In the case of Texas Brine Company, LLC. v. Dow Chemical Company et al, the plaintiff was suing the defendant for alleged encroachment of a solution mining cavern on its property, resulting in more than $100 million in damages.
Among the several discovery issues that arose in the case was the defendant’s challenge to the plaintiff’s privilege log entries. Some of those entries required an in camera review by the court.
The court’s law and analysis in the order includes a refresher from cases Hodges, Grant & Kaufmann v. U.S. Gov’t, Dep’t of the Treasury, I.R.S., Upjohn Co. v. United States and United States v. Robinson on what makes documents privileged.
The court acknowledges the complication of applying privilege to in-house counsel communication because counsel may serve multiple roles, including ones that are not related to legal.
With regard to cc-ing counsel, the court cites Equal Employment Opportunity Comm’n v. BDO USA, L.L.P.:
“[C]ommunications by a corporation with its attorney, who at the time is acting solely in his capacity as a business advisor, [are not] privileged, nor are documents sent from one corporate officer to another merely because a copy is also sent to counsel.”
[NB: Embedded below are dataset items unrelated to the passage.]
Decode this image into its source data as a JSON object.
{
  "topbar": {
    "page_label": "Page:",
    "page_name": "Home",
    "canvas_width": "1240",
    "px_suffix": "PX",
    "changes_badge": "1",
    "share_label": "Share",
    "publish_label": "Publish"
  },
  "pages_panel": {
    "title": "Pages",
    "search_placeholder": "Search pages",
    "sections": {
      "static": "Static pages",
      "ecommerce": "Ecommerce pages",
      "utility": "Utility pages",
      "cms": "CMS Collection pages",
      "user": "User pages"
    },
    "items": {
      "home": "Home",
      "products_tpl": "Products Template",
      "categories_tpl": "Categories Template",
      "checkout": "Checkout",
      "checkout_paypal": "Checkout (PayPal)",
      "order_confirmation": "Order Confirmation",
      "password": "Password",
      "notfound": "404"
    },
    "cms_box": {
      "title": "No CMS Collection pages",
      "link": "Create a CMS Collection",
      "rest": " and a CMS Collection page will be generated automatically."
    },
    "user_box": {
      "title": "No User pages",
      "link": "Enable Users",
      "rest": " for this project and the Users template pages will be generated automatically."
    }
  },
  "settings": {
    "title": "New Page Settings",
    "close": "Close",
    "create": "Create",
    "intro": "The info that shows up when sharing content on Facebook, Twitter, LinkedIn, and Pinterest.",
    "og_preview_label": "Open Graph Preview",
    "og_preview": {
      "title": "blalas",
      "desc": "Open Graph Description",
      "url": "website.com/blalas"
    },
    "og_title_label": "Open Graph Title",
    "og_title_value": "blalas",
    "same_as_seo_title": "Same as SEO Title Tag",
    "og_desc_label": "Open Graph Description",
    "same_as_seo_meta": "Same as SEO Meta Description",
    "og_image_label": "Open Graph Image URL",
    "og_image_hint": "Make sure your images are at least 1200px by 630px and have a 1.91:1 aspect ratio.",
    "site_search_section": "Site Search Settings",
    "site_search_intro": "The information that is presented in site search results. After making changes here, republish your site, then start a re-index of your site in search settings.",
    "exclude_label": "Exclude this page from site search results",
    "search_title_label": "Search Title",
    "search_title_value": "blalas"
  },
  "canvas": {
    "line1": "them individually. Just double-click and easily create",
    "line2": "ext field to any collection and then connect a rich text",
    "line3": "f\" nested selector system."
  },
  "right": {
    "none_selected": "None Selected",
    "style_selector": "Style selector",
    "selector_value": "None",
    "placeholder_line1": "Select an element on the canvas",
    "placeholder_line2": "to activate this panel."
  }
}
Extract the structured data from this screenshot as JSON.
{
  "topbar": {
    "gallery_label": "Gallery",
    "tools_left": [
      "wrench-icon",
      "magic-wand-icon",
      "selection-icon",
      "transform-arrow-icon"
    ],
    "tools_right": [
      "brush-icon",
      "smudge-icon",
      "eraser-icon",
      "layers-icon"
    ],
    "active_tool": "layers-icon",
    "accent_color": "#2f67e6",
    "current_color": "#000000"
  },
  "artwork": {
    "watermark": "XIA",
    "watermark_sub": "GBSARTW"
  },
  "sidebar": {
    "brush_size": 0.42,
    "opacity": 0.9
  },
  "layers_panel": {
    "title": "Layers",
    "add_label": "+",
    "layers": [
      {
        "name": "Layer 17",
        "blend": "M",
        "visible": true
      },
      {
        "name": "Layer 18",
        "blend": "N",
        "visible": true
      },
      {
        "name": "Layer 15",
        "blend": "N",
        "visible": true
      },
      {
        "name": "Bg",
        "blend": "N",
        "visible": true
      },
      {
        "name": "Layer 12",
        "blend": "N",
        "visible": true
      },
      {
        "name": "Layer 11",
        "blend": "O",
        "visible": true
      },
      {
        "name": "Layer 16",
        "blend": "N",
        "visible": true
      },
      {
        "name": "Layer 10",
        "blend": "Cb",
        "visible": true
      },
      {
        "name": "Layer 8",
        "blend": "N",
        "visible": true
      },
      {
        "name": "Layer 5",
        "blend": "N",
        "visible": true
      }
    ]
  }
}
The court continues in the order to clarify what’s not privileged by citing Freeport-McMoran Sulphur, LLC v. Mike Mullen Energy Equip. Res., Inc.:
“[A] document that simply transmits a document to other individuals without more does not garner the protection of the attorney-client or work product privilege.”
The court also raises work-product doctrine protection by citing cases like United States v. Nobles, Hickman v. Taylor and Federal Rule of Civil Procedure 26(b)(3):
The protection “can apply where litigation is not imminent, ‘as long as the primary motivating purpose behind the creation of the document was to aid in possible future litigation.’”
With the sturdy law and analysis foundation in place, the court designated a number of entries in the privilege log as not protected by attorney-client privilege. For example:
“Documents 133, 138, 191, and 299 discuss well layouts and while these emails may implicate the application of certain regulations, it is clear that these emails are between and among employees providing their business and/or technical expertise. There is no indication of any legal advice sought or provided.”
In summary, cc-ing counsel or forwarding documents to counsel may only be privileged if the communication includes legal advice.